Joakim: Milky Ways

Joakim
Milky Ways
K7
2009-09-15

House music has certainly come a long, long way since its origins in the legendary Chicago nightclub The Warehouse back in the late 70s/early 80s with DJ Frankie Knuckles speeding up disco 12-inches to keep the people dancing into the morning light.

In its purest form, its sound never really strayed too far from the core rhythms generated by the arsenal of synthesizers, sequencers, and drum machines, even when elements of other genres like reggae, hip-hop, gospel, R&B, Latino, and ambient slipped into the mix as the music globetrotted from Chicago to Detroit to New York City to London to Ibiza over the course of its 30-odd year existence. Sure, the melodies and effects may get switched up, but it’s generally still the same mindless, pulsing repetition that isn’t exactly conducive to anything but shaking your tail feather on the wood floorboards of your local dance club. For instance, one rarely hears of someone sitting quietly at his or her desk trying to get creative as the throbbing basslines of Todd Terry boom in the background (unless I’m missing something).

However, when working within the context of a live band, the structure by which house music becomes a malleable format of creativity is as bottomless as the bass line of an 808. Such is the case of France’s fleet-footed prince of electro-house, Joakim Bouaziz, who continues to meld a myriad of wildly non-house styles into his kinetic chemistry on the follow-up to his 2007 effort, Monsters and Silly Love Songs. Backed by his willing and able bandmates The Disco (formerly known as the Ectoplasmic Band), the inventive DJ continues to venture into the realms of the rock section of his music library on Milky Ways. Only this time around, rather than merely fusing such elements as post-punk and new wave into the pulsing throb of his unique brand of club music, he’s orchestrated a sound that brings both the organic and the synthetic together as a fully cohesive whole.

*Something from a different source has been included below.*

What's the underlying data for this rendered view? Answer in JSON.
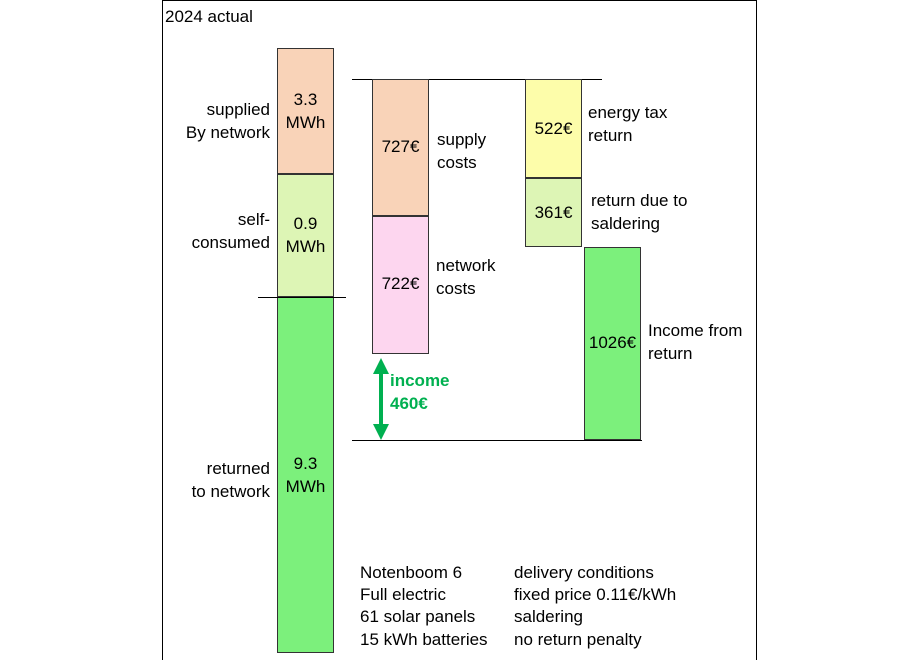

Certainly, he hasn’t ditched his acid-house roots altogether, as the hypercampy glitter jam “Spiders” and “Love & Romance & A Special Person”, which sounds like the computer voice from Radiohead’s “Fitter, Happier” crashing the discotechque, clearly indicate. However, such backtracking is overpowered by Joakim’s bold new leaps into the realm of instrumental-based composition. Milky Ways’ epic opening track, “Back to Wilderness”, is pure amplifier crunchiness, throwing together the opening dirge of Black Sabbath’s “Iron Man”, the atmospheric heaviness of Sub Pop-era Earth, and the soundtrack to an old video game for the Commodore 64 to create something wholly unique in scope and nature. Elsewhere, “Glossy Papers” rides a electro-fied Pavement-style rhythm to which Joakim utilizes a vocoder in a way that is definitely more Neil Young’s Trans than Daft Punk. Fast forward towards the end of Milky Ways to discover the album’s brightest moments: the tripped-out “King Kong is Dead”, which sounds like Slint if they got a hold of Mandrill’s old Moog, and the album’s closing number “Little Girl”, a song that could be passed off as Suicide tinkering with elements of Pink Floyd’s Meddle.

What would be really cool is to think that Milky Ways’ final moments serves as a lead-in for an entire Joakim album of pure electronically minded psychedelia, because it sounds like this house-cat has finally found his true calling.